Rückzug: Die Bundeswehr hat Afghanistan verlassen Foto: Fo­to:­Torsten Kraatz/dpa

Von Pascal Beucker

Mit Ratlosigkeit reagiert die Bundesregierung auf den anscheinend unaufhaltsamen Vormarsch der Taliban in Afghanistan. „Die Meldungen aus Kundus und aus ganz Afghanistan sind bitter und tun sehr weh“, teilte Verteidigungsministerin Annegret Kramp-Karrenbauer am Montag in einer Erklärung mit. Die Bundeswehr habe am Hindukusch „alle Aufträge erfüllt, die ihr der Deutsche Bundestag gegeben hat“, so die CDU-Politikerin. „Was wir augenscheinlich nicht erreicht haben, ist ein dauerhaft und umfassend zum Positiven verändertes Afghanistan.“ Für die Ziele künftiger Auslands­einsätze „sollten wir daraus lernen“. So kann man ein Desaster auch umschreiben.

Seit Beginn des Abzugs der internationalen Truppen Anfang Mai haben die Taliban nach und nach immer mehr Gebiete unter ihre Kontrolle gebracht. Alleine am vergangenen Wochenende nahmen sie vier Provinzhauptstädte ein. Auch die strategisch wichtige Großstadt Kundus, in dessen Nähe jahrelang die Bundeswehr stationiert war, ist weitgehend in der Hand der islamistischen Fanatiker. Es ist wohl nur eine Frage der Zeit, bis sie auch in Kabul wieder die Macht übernehmen.

„Ich bin extrem besorgt über die sich verschlechternde Lage in Afghanistan“, sagte UN-Nothilfekoordinator Martin Griffiths in einer Stellungnahme am Montag.
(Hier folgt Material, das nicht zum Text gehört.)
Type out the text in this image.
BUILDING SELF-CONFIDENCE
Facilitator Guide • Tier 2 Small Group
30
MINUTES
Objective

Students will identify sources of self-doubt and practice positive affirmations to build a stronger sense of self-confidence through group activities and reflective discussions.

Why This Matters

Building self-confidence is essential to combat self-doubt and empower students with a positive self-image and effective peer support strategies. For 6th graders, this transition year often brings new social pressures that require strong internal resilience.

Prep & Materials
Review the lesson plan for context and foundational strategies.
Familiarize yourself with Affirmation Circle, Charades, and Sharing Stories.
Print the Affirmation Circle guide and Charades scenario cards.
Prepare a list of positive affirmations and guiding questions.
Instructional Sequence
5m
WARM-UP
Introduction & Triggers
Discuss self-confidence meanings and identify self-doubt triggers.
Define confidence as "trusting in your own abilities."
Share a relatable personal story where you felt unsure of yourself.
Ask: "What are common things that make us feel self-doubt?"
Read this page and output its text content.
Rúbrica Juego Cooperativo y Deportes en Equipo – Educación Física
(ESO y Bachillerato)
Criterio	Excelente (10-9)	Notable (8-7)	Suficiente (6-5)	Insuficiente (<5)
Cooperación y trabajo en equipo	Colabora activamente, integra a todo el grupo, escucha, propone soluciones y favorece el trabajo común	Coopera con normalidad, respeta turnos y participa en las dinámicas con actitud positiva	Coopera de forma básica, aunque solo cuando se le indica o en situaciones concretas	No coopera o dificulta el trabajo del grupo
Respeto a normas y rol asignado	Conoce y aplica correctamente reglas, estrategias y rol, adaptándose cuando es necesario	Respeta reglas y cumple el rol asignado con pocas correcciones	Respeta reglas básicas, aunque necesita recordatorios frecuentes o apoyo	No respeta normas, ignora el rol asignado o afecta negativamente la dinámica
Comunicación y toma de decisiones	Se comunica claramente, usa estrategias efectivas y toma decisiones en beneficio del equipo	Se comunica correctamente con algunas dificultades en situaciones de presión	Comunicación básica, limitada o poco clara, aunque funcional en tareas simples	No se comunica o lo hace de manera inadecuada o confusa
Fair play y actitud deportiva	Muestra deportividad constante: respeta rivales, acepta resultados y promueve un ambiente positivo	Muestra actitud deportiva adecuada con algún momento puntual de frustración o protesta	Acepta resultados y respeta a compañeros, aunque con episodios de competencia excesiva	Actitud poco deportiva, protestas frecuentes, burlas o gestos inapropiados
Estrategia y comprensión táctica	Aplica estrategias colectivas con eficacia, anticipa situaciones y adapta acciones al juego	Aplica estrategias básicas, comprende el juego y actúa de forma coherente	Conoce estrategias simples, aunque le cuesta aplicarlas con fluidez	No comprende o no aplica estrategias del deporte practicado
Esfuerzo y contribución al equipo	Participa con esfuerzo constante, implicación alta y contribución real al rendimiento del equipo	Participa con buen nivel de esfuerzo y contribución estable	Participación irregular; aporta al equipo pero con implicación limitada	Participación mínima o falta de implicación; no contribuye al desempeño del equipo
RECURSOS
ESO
Im Juli seien mehr als tausend Menschen durch Angriffe in den Konfliktprovinzen Helmand, Kandahar und Herat getötet oder verletzt worden. „Die Gräueltaten werden von Tag zu Tag schlimmer“, sagte der für Afghanistan zuständige Unicef-Repräsentant Hervé Ludovic De Lys. Laut Angaben des Kinderhilfswerks der Vereinten Nationen wurden in den vergangenen drei Tagen in den afghanischen Provinzen Kandahar, Chost and Pakria mindestens 27 Kinder getötet. 136 weitere Minderjährige seien verletzt worden.

„Die Bilder vom raschen Vorrücken der islamistischen Taliban belegen nachdrücklich das klägliche Scheitern der Bundeswehrintervention im 20 Jahre dauernden Nato-Krieg in Afghanistan“, konstatiert die Linke-Bundestagsabgeordnete Sevim Dağdelen. „Es ging entgegen allen Kriegslügen nie um Menschenrechte, sondern allein um finsterste Geopolitik“, sagte Dağdelen der taz. Das zeige sich jetzt auch in eklatanter Weise im Umgang mit den ehemaligen Ortskräften, die für die Bundeswehr und andere deutsche Stellen in Afghanistan gearbeitet haben. Notwendig sei die „rasche koordinierte Evakuierung“ der einstigen Helfer und deren Familien. Stattdessen jedoch verhandele die Bundesregierung mit den Taliban über eine vermeintliche Sicherheitsgarantie für sie. Das sei „zynisch und völlig inakzeptabel“.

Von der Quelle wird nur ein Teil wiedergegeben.